Kamaishi () is an important fishing and industrial city along the rugged Sanriku Coast in southeastern Iwate Prefecture. Known as the birthplace of Japan's modern iron industry, Kamaishi has been producing iron ore since the late Edo Period and is the site of the country's first Western style blast furnace which received world heritage status in 2015.

Later on, the Meiji Government consolidated Kamaishi's iron works and improved the infrastructure by upgrading the port facilities and constructing one of the country's earliest railroads, thereby creating what would become a cornerstone of the modern iron and steel industry in Japan.

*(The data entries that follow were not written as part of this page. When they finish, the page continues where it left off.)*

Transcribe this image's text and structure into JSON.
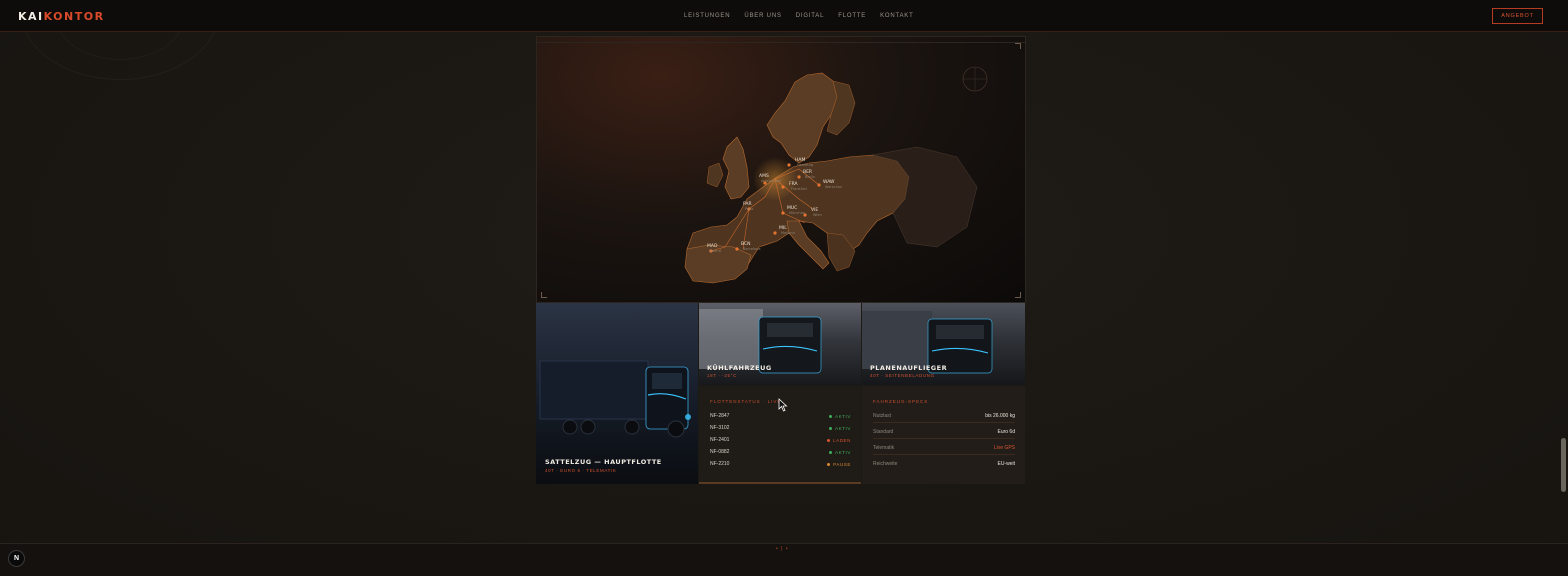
{
  "header": {
    "logo_part1": "KAI",
    "logo_part2": "KONTOR",
    "nav": [
      "LEISTUNGEN",
      "ÜBER UNS",
      "DIGITAL",
      "FLOTTE",
      "KONTAKT"
    ],
    "cta_label": "ANGEBOT"
  },
  "map": {
    "cities": [
      {
        "code": "HAM",
        "name": "Hamburg"
      },
      {
        "code": "BER",
        "name": "Berlin"
      },
      {
        "code": "WAW",
        "name": "Warschau"
      },
      {
        "code": "AMS",
        "name": "Amsterdam"
      },
      {
        "code": "FRA",
        "name": "Frankfurt"
      },
      {
        "code": "PAR",
        "name": "Paris"
      },
      {
        "code": "MUC",
        "name": "München"
      },
      {
        "code": "VIE",
        "name": "Wien"
      },
      {
        "code": "MIL",
        "name": "Mailand"
      },
      {
        "code": "MAD",
        "name": "Madrid"
      },
      {
        "code": "BCN",
        "name": "Barcelona"
      }
    ]
  },
  "tiles": {
    "main_title": "SATTELZUG — HAUPTFLOTTE",
    "main_sub": "40T · EURO 6 · TELEMATIK",
    "reefer_title": "KÜHLFAHRZEUG",
    "reefer_sub": "18T · -25°C",
    "curtain_title": "PLANENAUFLIEGER",
    "curtain_sub": "40T · SEITENBELADUNG"
  },
  "status": {
    "heading": "FLOTTENSTATUS · LIVE",
    "rows": [
      {
        "id": "NF-2847",
        "status": "AKTIV",
        "color": "#3fae5a"
      },
      {
        "id": "NF-3102",
        "status": "AKTIV",
        "color": "#3fae5a"
      },
      {
        "id": "NF-2401",
        "status": "LADEN",
        "color": "#d9532f"
      },
      {
        "id": "NF-0882",
        "status": "AKTIV",
        "color": "#3fae5a"
      },
      {
        "id": "NF-2210",
        "status": "PAUSE",
        "color": "#d98a2f"
      }
    ]
  },
  "specs": {
    "heading": "FAHRZEUG-SPECS",
    "rows": [
      {
        "key": "Nutzlast",
        "value": "bis 26.000 kg",
        "accent": false
      },
      {
        "key": "Standard",
        "value": "Euro 6d",
        "accent": false
      },
      {
        "key": "Telematik",
        "value": "Live GPS",
        "accent": true
      },
      {
        "key": "Reichweite",
        "value": "EU-weit",
        "accent": false
      }
    ]
  },
  "footer": {
    "pager": "• | •",
    "badge": "N"
  },
  "colors": {
    "accent": "#d9532f",
    "background": "#1a1713",
    "header": "#0e0c0a"
  }
}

Kamaishi has been periodically hit by tsunami over the centuries, including the ones that struck the Sanriku Coast in 1896 and 1928. In March 2011, a 14 meter high tsunami swept over Kamaishi's recently completed tsunami breakwater and through the city's low-lying industrial districts, devastating the local fishing industry, depositing several large ships high and dry along the port and taking the lives of roughly one thousand people. Reconstruction efforts are ongoing, and tourist spots have reopened and are welcoming visitors.

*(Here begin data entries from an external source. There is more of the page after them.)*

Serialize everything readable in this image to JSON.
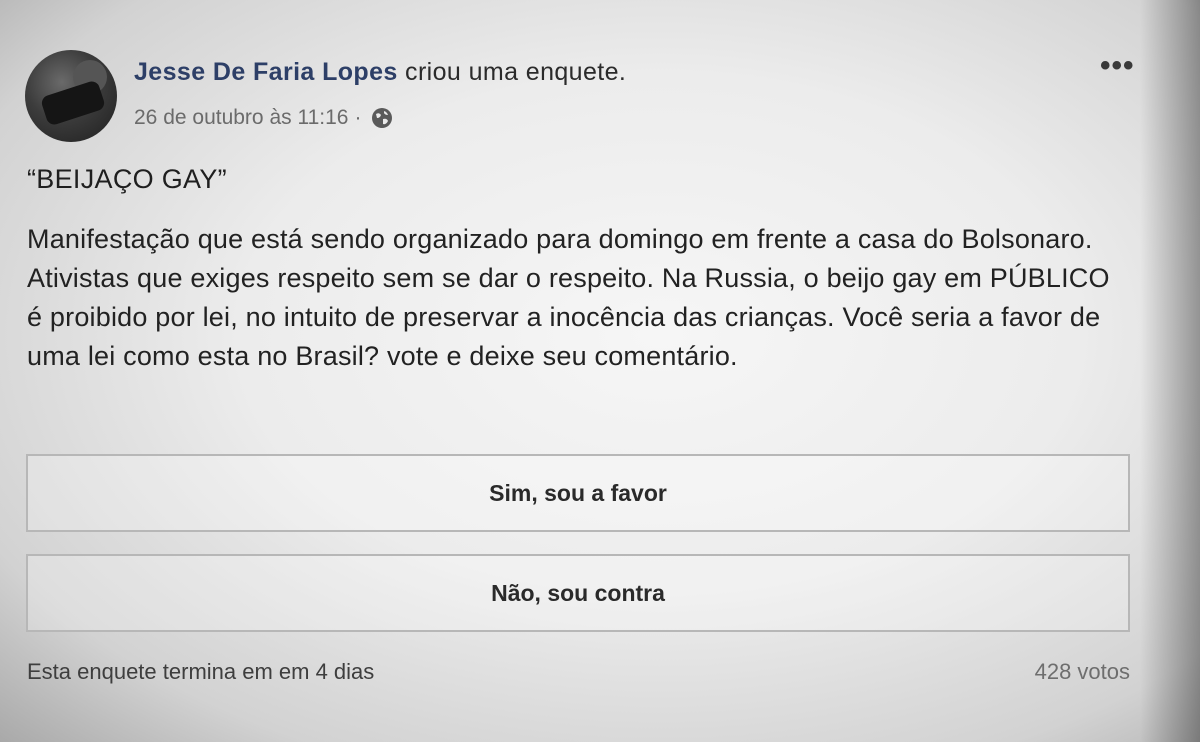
{
  "post": {
    "author": "Jesse De Faria Lopes",
    "action": " criou uma enquete.",
    "timestamp": "26 de outubro às 11:16",
    "separator": "·",
    "privacy_icon": "globe-icon",
    "more_icon": "more-options-icon",
    "more_glyph": "•••",
    "title": "“BEIJAÇO GAY”",
    "body": "Manifestação que está sendo organizado para domingo em frente a casa do Bolsonaro. Ativistas que exiges respeito sem se dar o respeito. Na Russia, o beijo gay em PÚBLICO é proibido por lei, no intuito de preservar a inocência das crianças. Você seria a favor de uma lei como esta no Brasil? vote e deixe seu comentário."
  },
  "poll": {
    "options": [
      {
        "label": "Sim, sou a favor"
      },
      {
        "label": "Não, sou contra"
      }
    ],
    "ends_text": "Esta enquete termina em em 4 dias",
    "votes_text": "428 votos"
  },
  "colors": {
    "author": "#2d3f67",
    "background": "#ececec",
    "option_border": "#b7b7b7"
  }
}
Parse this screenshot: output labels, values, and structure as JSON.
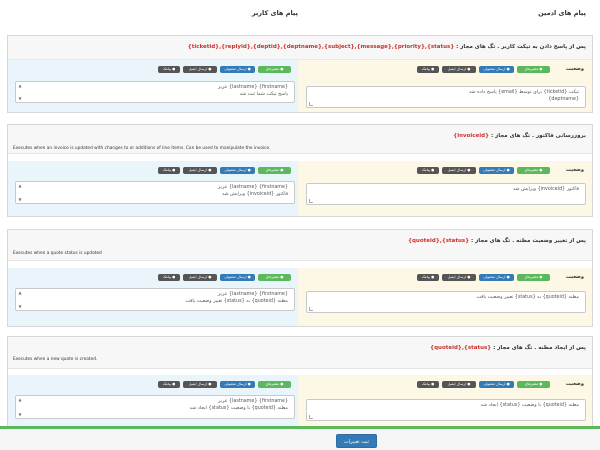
{
  "columns": {
    "admin": "پیام های ادمین",
    "user": "پیام های کاربر"
  },
  "buttons": {
    "status": "● متغیرهای",
    "normal": "● ارسال معمولی",
    "email": "● ارسال ایمیل",
    "sms": "● پیامک"
  },
  "status_label": "وضعیت",
  "sections": [
    {
      "title": "پس از پاسخ دادن به تیکت کاربر . تگ های مجاز :",
      "tags": "{status},{priority},{message},{subject},{deptname},{deptid},{replyid},{ticketid}",
      "description": "",
      "admin_text": [
        "تیکت {ticketid} برای توسط {email} پاسخ داده شد",
        "{deptname}"
      ],
      "user_text": [
        "{firstname} {lastname} عزیز",
        "پاسخ تیکت شما ثبت شد"
      ]
    },
    {
      "title": "بروزرسانی فاکتور . تگ های مجاز :",
      "tags": "{invoiceid}",
      "description": "Executes when an invoice is updated with changes to or additions of line items. Can be used to manipulate the invoice.",
      "admin_text": [
        "فاکتور {invoiceid} ویرایش شد"
      ],
      "user_text": [
        "{firstname} {lastname} عزیز",
        "فاکتور {invoiceid} ویرایش شد"
      ]
    },
    {
      "title": "پس از تغییر وضعیت مظنه . تگ های مجاز :",
      "tags": "{status},{quoteid}",
      "description": "Executes when a quote status is updated",
      "admin_text": [
        "مظنه {quoteid} به {status} تغییر وضعیت یافت"
      ],
      "user_text": [
        "{firstname} {lastname} عزیز",
        "مظنه {quoteid} به {status} تغییر وضعیت یافت"
      ]
    },
    {
      "title": "پس از ایجاد مظنه . تگ های مجاز :",
      "tags": "{status},{quoteid}",
      "description": "Executes when a new quote is created.",
      "admin_text": [
        "مظنه {quoteid} با وضعیت {status} ایجاد شد"
      ],
      "user_text": [
        "{firstname} {lastname} عزیز",
        "مظنه {quoteid} با وضعیت {status} ایجاد شد"
      ]
    }
  ],
  "footer": {
    "save_label": "ثبت تغییرات"
  }
}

Rugby has long been popular in the city of Kamaishi, and the Kamaishi Recovery Memorial Stadium, which was completed in 2018, served as one of the venues for the Rugby World Cup which was held in Japan in autumn 2019.

Central Kamaishi

Iron and Steel Museum

Hours: 9:00 to 17:00 (entry until 16:00)
Closed: Tuesdays and December 29 to January 3
Admission: 500 yen

Kamaishi Daikannon

Hours: 9:00 to 17:00
Closed: No closing days
Admission: 500 yen

Sunfish Kamaishi

Hours: 7:00 to 16:00
Closed: Wednesdays, national holidays

Outside Kamaishi

Hashino Blast Furnace

Getting there and around

From Shin-Hanamaki Station along the JR Tohoku Shinkansen (3 hours, about 13,000 yen one way from Tokyo), take the JR Kamaishi Line to Kamaishi (90-120 minutes, 1690 yen one way, departures every 1-2 hours). The trip is covered by the Japan Rail Pass, JR East Tohoku Area Pass and JR East South Hokkaido Pass.